Inspect underlying communication mechanisms
RCP can run via TCP or UDP, and the two choices behave and perform differently. TCP is stateful, will recover lost packets and will introduce latency. UDP is faster, handles scaling and load balancing better, but requires some application-level response to packet loss.
Get strict with state control
Avoid having both client and server maintain state and avoid error handling. If the server side has to maintain state, then use context handles as the strategy. If there is no true "server side" because the RPC links something to a service or microservice element, then consider back-end state control to preserve scalability.
Prepare for version rollbacks
If RPC APIs are expected to change in a functional way with some regularity, ensure that API changes are backward compatible where possible. Some API changes may be too profound to support different versions between called and calling elements. Design APIs such that new versions are developed as supersets of the old ones, which makes it easier to make them backward compatible.

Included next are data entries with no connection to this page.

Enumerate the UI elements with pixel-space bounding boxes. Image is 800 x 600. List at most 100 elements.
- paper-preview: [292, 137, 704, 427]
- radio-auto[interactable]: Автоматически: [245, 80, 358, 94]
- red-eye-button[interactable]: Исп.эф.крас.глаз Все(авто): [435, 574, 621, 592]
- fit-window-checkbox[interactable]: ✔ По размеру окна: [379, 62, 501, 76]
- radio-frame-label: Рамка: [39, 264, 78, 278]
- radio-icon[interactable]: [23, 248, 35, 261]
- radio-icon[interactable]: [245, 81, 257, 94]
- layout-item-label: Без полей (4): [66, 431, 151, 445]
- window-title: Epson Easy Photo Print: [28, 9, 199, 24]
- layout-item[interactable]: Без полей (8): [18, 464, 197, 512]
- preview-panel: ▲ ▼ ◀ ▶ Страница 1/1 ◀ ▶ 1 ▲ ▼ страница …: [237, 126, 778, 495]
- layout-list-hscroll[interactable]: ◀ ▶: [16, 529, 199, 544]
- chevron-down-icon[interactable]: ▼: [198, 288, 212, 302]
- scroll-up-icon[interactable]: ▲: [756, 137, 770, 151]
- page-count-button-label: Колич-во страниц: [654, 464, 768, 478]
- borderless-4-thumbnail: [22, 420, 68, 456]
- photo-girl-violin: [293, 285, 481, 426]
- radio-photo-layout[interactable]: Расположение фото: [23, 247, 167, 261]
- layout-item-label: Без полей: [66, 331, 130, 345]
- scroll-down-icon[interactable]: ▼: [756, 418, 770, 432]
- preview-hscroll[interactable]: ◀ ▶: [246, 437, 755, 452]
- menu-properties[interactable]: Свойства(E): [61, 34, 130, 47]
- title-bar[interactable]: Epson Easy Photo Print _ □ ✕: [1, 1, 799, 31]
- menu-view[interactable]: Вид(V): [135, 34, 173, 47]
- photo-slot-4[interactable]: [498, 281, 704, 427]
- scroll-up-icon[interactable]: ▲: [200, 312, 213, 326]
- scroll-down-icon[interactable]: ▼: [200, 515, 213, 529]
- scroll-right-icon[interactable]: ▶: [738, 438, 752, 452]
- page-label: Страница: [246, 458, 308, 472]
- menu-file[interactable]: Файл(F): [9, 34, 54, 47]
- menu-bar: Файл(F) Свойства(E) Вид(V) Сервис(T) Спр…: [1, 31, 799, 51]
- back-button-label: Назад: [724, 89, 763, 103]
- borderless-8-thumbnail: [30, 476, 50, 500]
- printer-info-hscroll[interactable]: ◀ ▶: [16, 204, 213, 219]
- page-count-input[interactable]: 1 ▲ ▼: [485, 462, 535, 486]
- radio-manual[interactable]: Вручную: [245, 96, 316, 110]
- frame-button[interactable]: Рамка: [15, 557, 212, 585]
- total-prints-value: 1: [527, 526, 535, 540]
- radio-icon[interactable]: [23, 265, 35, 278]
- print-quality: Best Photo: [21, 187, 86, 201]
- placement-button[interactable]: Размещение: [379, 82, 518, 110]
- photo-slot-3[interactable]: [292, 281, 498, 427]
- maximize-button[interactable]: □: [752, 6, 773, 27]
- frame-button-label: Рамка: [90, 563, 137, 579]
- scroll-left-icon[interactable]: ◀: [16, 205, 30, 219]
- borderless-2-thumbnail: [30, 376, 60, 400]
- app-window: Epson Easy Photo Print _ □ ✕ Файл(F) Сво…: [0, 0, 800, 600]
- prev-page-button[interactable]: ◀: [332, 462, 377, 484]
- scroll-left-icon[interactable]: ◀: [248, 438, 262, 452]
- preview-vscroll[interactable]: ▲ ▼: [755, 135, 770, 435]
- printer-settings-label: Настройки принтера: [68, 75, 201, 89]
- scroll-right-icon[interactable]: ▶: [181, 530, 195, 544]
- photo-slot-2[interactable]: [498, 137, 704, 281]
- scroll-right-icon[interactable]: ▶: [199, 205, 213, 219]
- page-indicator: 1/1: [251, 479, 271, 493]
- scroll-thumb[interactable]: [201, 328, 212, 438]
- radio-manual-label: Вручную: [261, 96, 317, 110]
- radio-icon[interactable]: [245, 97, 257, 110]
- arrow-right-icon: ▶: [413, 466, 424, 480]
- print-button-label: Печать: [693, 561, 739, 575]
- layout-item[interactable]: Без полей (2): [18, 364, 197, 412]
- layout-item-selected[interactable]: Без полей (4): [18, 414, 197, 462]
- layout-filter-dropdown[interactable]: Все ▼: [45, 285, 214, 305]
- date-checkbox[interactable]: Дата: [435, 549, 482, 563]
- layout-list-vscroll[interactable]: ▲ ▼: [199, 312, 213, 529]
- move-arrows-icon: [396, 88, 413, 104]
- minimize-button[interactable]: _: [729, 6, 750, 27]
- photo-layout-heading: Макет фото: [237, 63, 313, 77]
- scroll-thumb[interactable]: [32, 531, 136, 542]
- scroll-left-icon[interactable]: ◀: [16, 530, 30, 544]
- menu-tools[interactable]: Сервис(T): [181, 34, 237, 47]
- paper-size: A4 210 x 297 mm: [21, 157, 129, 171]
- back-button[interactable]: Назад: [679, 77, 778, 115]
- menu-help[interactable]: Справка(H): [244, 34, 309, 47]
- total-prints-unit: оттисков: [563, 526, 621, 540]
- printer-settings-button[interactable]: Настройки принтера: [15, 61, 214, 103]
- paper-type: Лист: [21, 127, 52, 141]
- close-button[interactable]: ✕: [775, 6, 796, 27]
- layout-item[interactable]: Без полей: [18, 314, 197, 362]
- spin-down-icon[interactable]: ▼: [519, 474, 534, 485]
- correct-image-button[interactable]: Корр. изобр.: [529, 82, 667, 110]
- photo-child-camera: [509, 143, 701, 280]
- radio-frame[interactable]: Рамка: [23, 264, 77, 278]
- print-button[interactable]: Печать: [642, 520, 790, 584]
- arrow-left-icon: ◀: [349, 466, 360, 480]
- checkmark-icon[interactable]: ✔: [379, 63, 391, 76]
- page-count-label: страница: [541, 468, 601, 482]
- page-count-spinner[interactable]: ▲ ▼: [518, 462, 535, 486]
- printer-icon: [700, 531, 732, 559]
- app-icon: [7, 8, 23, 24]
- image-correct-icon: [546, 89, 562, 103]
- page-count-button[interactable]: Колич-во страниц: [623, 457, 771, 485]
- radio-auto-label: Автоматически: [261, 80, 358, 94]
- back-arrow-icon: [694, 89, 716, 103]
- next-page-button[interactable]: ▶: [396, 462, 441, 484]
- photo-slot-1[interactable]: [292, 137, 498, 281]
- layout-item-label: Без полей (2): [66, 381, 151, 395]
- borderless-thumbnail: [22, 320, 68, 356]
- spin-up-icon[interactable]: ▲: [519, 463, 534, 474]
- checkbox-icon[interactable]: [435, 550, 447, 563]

Practice good coding hygiene
Finally, perform regular thread cleanup and garbage collection as required by the specifications for your team's RPC implementation. This is more likely to be an issue with explicit client-to-server RPC exchanges than with microservices. However, each RPC implementation -- and sometimes each language you use -- will have its own rules that developers must follow to avoid misplacing or duplicating resources. If it's likely that the implementation will be populated with multiple languages, try to establish and enforce a consistent approach to resource management upfront to avoid confusion down the line.